SOURCE: Conseil d'État, 1ère et 6ème sous-sections réunies, 04/02/2011, 335098.

Par andre.icard le 07/02/11

NON: l'appréciation faite par le jury des mérites d'un candidat à la validation des acquis de l'expérience (VAE) relève de l'appréciation souveraine de ce jury.

Dans un arrêt en date du 23 décembre 2010, le Conseil d'Etat considère que l'appréciation faite par le jury des mérites d'un candidat à la validation des acquis de l'expérience (VAE) relève de l'appréciation souveraine de ce jury et ne saurait utilement être discutée devant le juge de l'excès de pouvoir.

SOURCE : Conseil d'État, 4ème sous-section jugeant seule, 23/12/2010, 337869, Inédit au recueil Lebon.

Par andre.icard le 11/01/11

NON: dans un arrêt en date du 19 novembre 2011, le Conseil d'Etat précise qu'une demande formée sur le fondement de l'article L.521-3 du code de justice administrative (référé « Mesures utiles ») par un agent public révoqué par arrêté du maire de la commune qui l'employait et tendant seulement à ce que le juge des référés ordonne à la commune de le réintégrer dans ses effectifs ne peut avoir pour effet de conserver le délai du recours pour excès de pouvoir contre la décision par laquelle le maire a rejeté la demande de réintégration que lui a adressée l'intéressé, tel qu'il est fixé par les dispositions précitées de l'article R.421-2 du code de justice administrative.

SOURCE:Conseil d'État, 3ème sous-section jugeant seule, 19/11/2010, 340000, Inédit au recueil Lebon.

Par andre.icard le 09/01/11

OUI: la délibération par laquelle l'assemblée délibérante d'une collectivité territoriale, d'un groupement de collectivités territoriales ou d'un établissement public local se prononce sur le principe d'une délégation de service public local (DSPL) présente le caractère d'une décision susceptible d'être déférée au juge de l'excès de pouvoir.

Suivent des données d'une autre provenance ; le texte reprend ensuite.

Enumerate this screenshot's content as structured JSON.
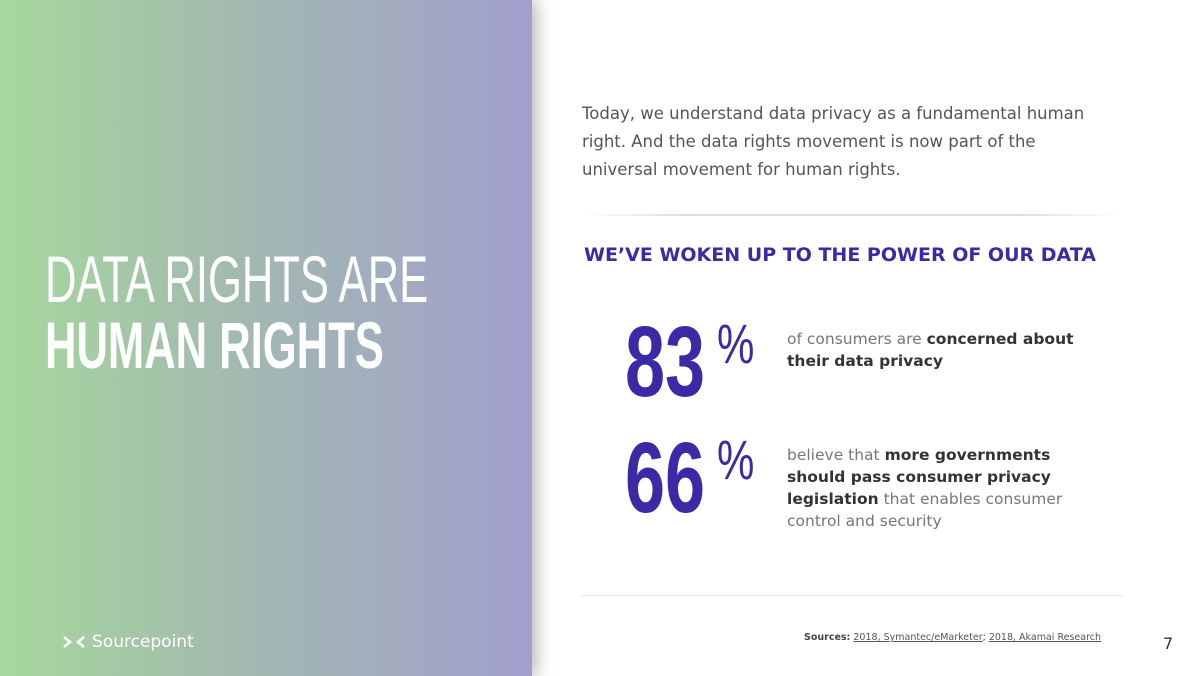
{
  "left": {
    "title_line1": "DATA RIGHTS ARE",
    "title_line2": "HUMAN RIGHTS",
    "logo": "Sourcepoint"
  },
  "intro": "Today, we understand data privacy as a fundamental human right. And the data rights movement is now part of the universal movement for human rights.",
  "heading": "WE’VE WOKEN UP TO THE POWER OF OUR DATA",
  "stats": [
    {
      "number": 83,
      "unit": "%",
      "text": [
        {
          "text": "of consumers are ",
          "bold": false
        },
        {
          "text": "concerned about their data privacy",
          "bold": true
        }
      ]
    },
    {
      "number": 66,
      "unit": "%",
      "text": [
        {
          "text": "believe that ",
          "bold": false
        },
        {
          "text": "more governments should pass consumer privacy legislation",
          "bold": true
        },
        {
          "text": " that enables consumer control and security",
          "bold": false
        }
      ]
    }
  ],
  "sources": {
    "label": "Sources:",
    "items": [
      "2018, Symantec/eMarketer",
      "2018, Akamai Research"
    ],
    "separator": "; "
  },
  "page_number": "7"
}
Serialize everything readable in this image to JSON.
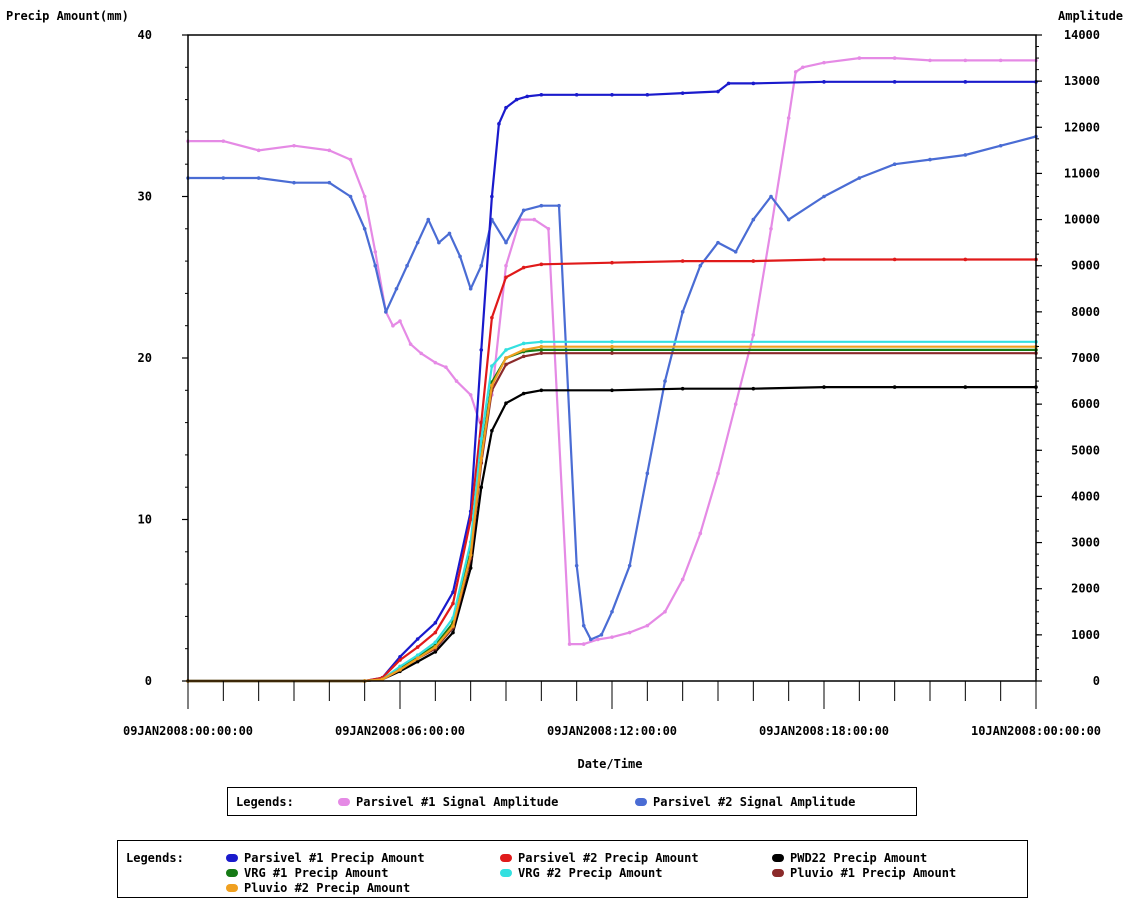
{
  "chart_data": {
    "type": "line",
    "xlabel": "Date/Time",
    "y1label": "Precip Amount(mm)",
    "y2label": "Amplitude",
    "x_range": [
      "09JAN2008:00:00:00",
      "10JAN2008:00:00:00"
    ],
    "x_ticks": [
      "09JAN2008:00:00:00",
      "09JAN2008:06:00:00",
      "09JAN2008:12:00:00",
      "09JAN2008:18:00:00",
      "10JAN2008:00:00:00"
    ],
    "y1lim": [
      0,
      40
    ],
    "y1_ticks": [
      "0",
      "10",
      "20",
      "30",
      "40"
    ],
    "y2lim": [
      0,
      14000
    ],
    "y2_ticks": [
      "0",
      "1000",
      "2000",
      "3000",
      "4000",
      "5000",
      "6000",
      "7000",
      "8000",
      "9000",
      "10000",
      "11000",
      "12000",
      "13000",
      "14000"
    ],
    "grid": false,
    "amplitude_series": [
      {
        "name": "Parsivel #1 Signal Amplitude",
        "color": "#e58ae5",
        "axis": "right",
        "x_hours": [
          0,
          1,
          2,
          3,
          4,
          4.6,
          5,
          5.3,
          5.6,
          5.8,
          6.0,
          6.3,
          6.6,
          7.0,
          7.3,
          7.6,
          8.0,
          8.3,
          8.6,
          9.0,
          9.4,
          9.8,
          10.2,
          10.8,
          11.2,
          11.6,
          12.0,
          12.5,
          13.0,
          13.5,
          14.0,
          14.5,
          15.0,
          15.5,
          16.0,
          16.5,
          17.0,
          17.2,
          17.4,
          18.0,
          19.0,
          20.0,
          21.0,
          22.0,
          23.0,
          24.0
        ],
        "values": [
          11700,
          11700,
          11500,
          11600,
          11500,
          11300,
          10500,
          9300,
          8000,
          7700,
          7800,
          7300,
          7100,
          6900,
          6800,
          6500,
          6200,
          5500,
          6200,
          9000,
          10000,
          10000,
          9800,
          800,
          800,
          900,
          950,
          1050,
          1200,
          1500,
          2200,
          3200,
          4500,
          6000,
          7500,
          9800,
          12200,
          13200,
          13300,
          13400,
          13500,
          13500,
          13450,
          13450,
          13450,
          13450
        ]
      },
      {
        "name": "Parsivel #2 Signal Amplitude",
        "color": "#4a6cd4",
        "axis": "right",
        "x_hours": [
          0,
          1,
          2,
          3,
          4,
          4.6,
          5.0,
          5.3,
          5.6,
          5.9,
          6.2,
          6.5,
          6.8,
          7.1,
          7.4,
          7.7,
          8.0,
          8.3,
          8.6,
          9.0,
          9.5,
          10.0,
          10.5,
          11.0,
          11.2,
          11.4,
          11.7,
          12.0,
          12.5,
          13.0,
          13.5,
          14.0,
          14.5,
          15.0,
          15.5,
          16.0,
          16.5,
          17.0,
          18.0,
          19.0,
          20.0,
          21.0,
          22.0,
          23.0,
          24.0
        ],
        "values": [
          10900,
          10900,
          10900,
          10800,
          10800,
          10500,
          9800,
          9000,
          8000,
          8500,
          9000,
          9500,
          10000,
          9500,
          9700,
          9200,
          8500,
          9000,
          10000,
          9500,
          10200,
          10300,
          10300,
          2500,
          1200,
          900,
          1000,
          1500,
          2500,
          4500,
          6500,
          8000,
          9000,
          9500,
          9300,
          10000,
          10500,
          10000,
          10500,
          10900,
          11200,
          11300,
          11400,
          11600,
          11800
        ]
      }
    ],
    "precip_series": [
      {
        "name": "Parsivel #1 Precip Amount",
        "color": "#1a1acc",
        "axis": "left",
        "x_hours": [
          0,
          5.0,
          5.5,
          6.0,
          6.5,
          7.0,
          7.5,
          8.0,
          8.3,
          8.6,
          8.8,
          9.0,
          9.3,
          9.6,
          10.0,
          11.0,
          12.0,
          13.0,
          14.0,
          15.0,
          15.3,
          16.0,
          18.0,
          20.0,
          22.0,
          24.0
        ],
        "values": [
          0,
          0,
          0.2,
          1.5,
          2.6,
          3.6,
          5.5,
          10.5,
          20.5,
          30.0,
          34.5,
          35.5,
          36.0,
          36.2,
          36.3,
          36.3,
          36.3,
          36.3,
          36.4,
          36.5,
          37.0,
          37.0,
          37.1,
          37.1,
          37.1,
          37.1
        ]
      },
      {
        "name": "Parsivel #2 Precip Amount",
        "color": "#e01a1a",
        "axis": "left",
        "x_hours": [
          0,
          5.0,
          5.5,
          6.0,
          6.5,
          7.0,
          7.5,
          8.0,
          8.3,
          8.6,
          9.0,
          9.5,
          10.0,
          12.0,
          14.0,
          16.0,
          18.0,
          20.0,
          22.0,
          24.0
        ],
        "values": [
          0,
          0,
          0.2,
          1.3,
          2.1,
          3.0,
          4.8,
          10.0,
          16.0,
          22.5,
          25.0,
          25.6,
          25.8,
          25.9,
          26.0,
          26.0,
          26.1,
          26.1,
          26.1,
          26.1
        ]
      },
      {
        "name": "PWD22 Precip Amount",
        "color": "#000000",
        "axis": "left",
        "x_hours": [
          0,
          5.0,
          5.5,
          6.0,
          6.5,
          7.0,
          7.5,
          8.0,
          8.3,
          8.6,
          9.0,
          9.5,
          10.0,
          12.0,
          14.0,
          16.0,
          18.0,
          20.0,
          22.0,
          24.0
        ],
        "values": [
          0,
          0,
          0.1,
          0.6,
          1.2,
          1.8,
          3.0,
          7.0,
          12.0,
          15.5,
          17.2,
          17.8,
          18.0,
          18.0,
          18.1,
          18.1,
          18.2,
          18.2,
          18.2,
          18.2
        ]
      },
      {
        "name": "VRG #1 Precip Amount",
        "color": "#157a15",
        "axis": "left",
        "x_hours": [
          0,
          5.0,
          5.5,
          6.0,
          6.5,
          7.0,
          7.5,
          8.0,
          8.3,
          8.6,
          9.0,
          9.5,
          10.0,
          12.0,
          24.0
        ],
        "values": [
          0,
          0,
          0.1,
          0.8,
          1.5,
          2.2,
          3.6,
          8.0,
          14.0,
          18.5,
          20.0,
          20.4,
          20.5,
          20.5,
          20.5
        ]
      },
      {
        "name": "VRG #2 Precip Amount",
        "color": "#33e0e0",
        "axis": "left",
        "x_hours": [
          0,
          5.0,
          5.5,
          6.0,
          6.5,
          7.0,
          7.5,
          8.0,
          8.3,
          8.6,
          9.0,
          9.5,
          10.0,
          12.0,
          24.0
        ],
        "values": [
          0,
          0,
          0.1,
          0.9,
          1.6,
          2.4,
          3.9,
          8.6,
          15.0,
          19.5,
          20.5,
          20.9,
          21.0,
          21.0,
          21.0
        ]
      },
      {
        "name": "Pluvio #1 Precip Amount",
        "color": "#8b2a2a",
        "axis": "left",
        "x_hours": [
          0,
          5.0,
          5.5,
          6.0,
          6.5,
          7.0,
          7.5,
          8.0,
          8.3,
          8.6,
          9.0,
          9.5,
          10.0,
          12.0,
          24.0
        ],
        "values": [
          0,
          0,
          0.1,
          0.7,
          1.4,
          2.0,
          3.3,
          7.6,
          13.5,
          18.0,
          19.6,
          20.1,
          20.3,
          20.3,
          20.3
        ]
      },
      {
        "name": "Pluvio #2 Precip Amount",
        "color": "#f0a020",
        "axis": "left",
        "x_hours": [
          0,
          5.0,
          5.5,
          6.0,
          6.5,
          7.0,
          7.5,
          8.0,
          8.3,
          8.6,
          9.0,
          9.5,
          10.0,
          12.0,
          24.0
        ],
        "values": [
          0,
          0,
          0.1,
          0.7,
          1.4,
          2.1,
          3.4,
          7.8,
          13.8,
          18.3,
          20.0,
          20.5,
          20.7,
          20.7,
          20.7
        ]
      }
    ]
  },
  "legend1": {
    "title": "Legends:",
    "items": [
      {
        "label": "Parsivel #1 Signal Amplitude",
        "color": "#e58ae5"
      },
      {
        "label": "Parsivel #2 Signal Amplitude",
        "color": "#4a6cd4"
      }
    ]
  },
  "legend2": {
    "title": "Legends:",
    "items": [
      {
        "label": "Parsivel #1 Precip Amount",
        "color": "#1a1acc"
      },
      {
        "label": "Parsivel #2 Precip Amount",
        "color": "#e01a1a"
      },
      {
        "label": "PWD22 Precip Amount",
        "color": "#000000"
      },
      {
        "label": "VRG #1 Precip Amount",
        "color": "#157a15"
      },
      {
        "label": "VRG #2 Precip Amount",
        "color": "#33e0e0"
      },
      {
        "label": "Pluvio #1 Precip Amount",
        "color": "#8b2a2a"
      },
      {
        "label": "Pluvio #2 Precip Amount",
        "color": "#f0a020"
      }
    ]
  }
}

Dans un arrêt en date du 24 novembre 2010, le Conseil d'Etat transposant à la délégation de service public la jurisprudence de l'acté détachable en matière de contrat, consacrée par l'arrêt Conseil d'Etat, 4 août 1905, Martin, Lebon page 749, conclusions Romieu, permettant un recours pour excès de pouvoir, considère que la délibération par laquelle l'assemblée délibérante d'une collectivité territoriale, d'un groupement de collectivités territoriales ou d'un établissement public local se prononce sur le principe d'une délégation de service public local (DSPL) présente le caractère d'une décision susceptible d'être déférée au juge de l'excès de pouvoir. En l'espèce, la cour administrative d'appel de Marseille a inexactement qualifié les faits de l'espèce en estimant que la délibération du 20 décembre 2003 du conseil de la communauté urbaine Marseille Provence Métropole approuvant le principe d'une délégation de service public pour la gestion d'une unité de valorisation énergétique des déchets ménagers ainsi que les caractéristiques de la délégation revêtait le caractère d'une mesure préparatoire insusceptible d'un recours pour excès de pouvoir.

SOURCE: Conseil d'État, 7ème et 2ème sous-sections réunies, 24/11/2010, 318342.

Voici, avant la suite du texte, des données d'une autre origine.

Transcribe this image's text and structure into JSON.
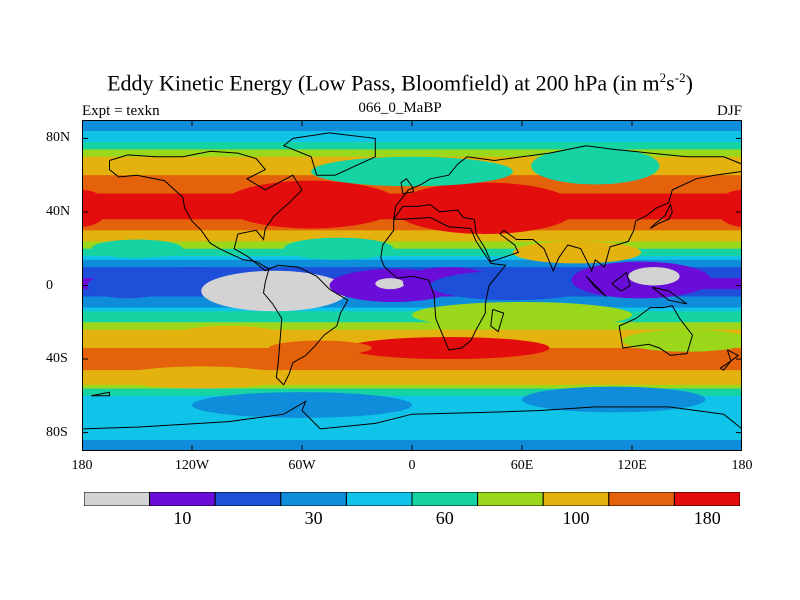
{
  "chart_data": {
    "type": "heatmap",
    "title": "Eddy Kinetic Energy (Low Pass, Bloomfield) at 200 hPa (in m",
    "title_units": {
      "base1": "2",
      "mid": "s",
      "exp2": "-2",
      "close": ")"
    },
    "subtitle": "066_0_MaBP",
    "left_label": "Expt = texkn",
    "right_label": "DJF",
    "x_ticks": [
      "180",
      "120W",
      "60W",
      "0",
      "60E",
      "120E",
      "180"
    ],
    "x_tick_values": [
      -180,
      -120,
      -60,
      0,
      60,
      120,
      180
    ],
    "y_ticks": [
      "80N",
      "40N",
      "0",
      "40S",
      "80S"
    ],
    "y_tick_values": [
      80,
      40,
      0,
      -40,
      -80
    ],
    "xlim": [
      -180,
      180
    ],
    "ylim": [
      -90,
      90
    ],
    "colorbar": {
      "colors": [
        "#d3d3d3",
        "#6a0dd8",
        "#1e4fd8",
        "#0f8ddb",
        "#10c3e8",
        "#16d3a3",
        "#9bd81c",
        "#e3b20e",
        "#e3620b",
        "#e30d0d"
      ],
      "labels": [
        "10",
        "30",
        "60",
        "100",
        "180"
      ],
      "label_boundary_index": [
        1,
        3,
        5,
        7,
        9
      ]
    },
    "zonal_band_values": [
      {
        "lat": 90,
        "value": 35
      },
      {
        "lat": 80,
        "value": 50
      },
      {
        "lat": 70,
        "value": 100
      },
      {
        "lat": 60,
        "value": 140
      },
      {
        "lat": 50,
        "value": 180
      },
      {
        "lat": 40,
        "value": 200
      },
      {
        "lat": 30,
        "value": 140
      },
      {
        "lat": 20,
        "value": 75
      },
      {
        "lat": 10,
        "value": 25
      },
      {
        "lat": 0,
        "value": 15
      },
      {
        "lat": -10,
        "value": 40
      },
      {
        "lat": -20,
        "value": 80
      },
      {
        "lat": -30,
        "value": 120
      },
      {
        "lat": -40,
        "value": 170
      },
      {
        "lat": -50,
        "value": 120
      },
      {
        "lat": -60,
        "value": 55
      },
      {
        "lat": -70,
        "value": 45
      },
      {
        "lat": -80,
        "value": 50
      },
      {
        "lat": -90,
        "value": 35
      }
    ]
  }
}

Par andre.icard le 04/11/10

NON: il n'appartient pas au juge de l'excès de pouvoir de contrôler l'appréciation faite par l'autorité administrative compétente de la valeur professionnelle des agents susceptibles d'être inscrits sur une liste d'aptitude, dès lors que cette appréciation n'est pas fondée sur des faits matériellement inexacts ou entachée d'une erreur de droit ou d'une erreur manifeste. Dans un arrêt en date du 9 juillet 2010, le Conseil d'Etat considère qu'il n'appartient pas au juge de l'excès de pouvoir de contrôler l'appréciation faite par l'autorité administrative compétente de la valeur professionnelle des agents susceptibles d'être inscrits sur une liste d'aptitude, dès lors que cette appréciation n'est pas fondée sur des faits matériellement inexacts ou entachée d'une erreur de droit ou d'une erreur manifeste. En l'espèce, il ne ressort pas des pièces du dossier que l'appréciation qui a été portée par le ministre sur la valeur professionnelle de M. C ait été fondée sur des faits matériellement inexacts ou entachée d'une erreur manifeste.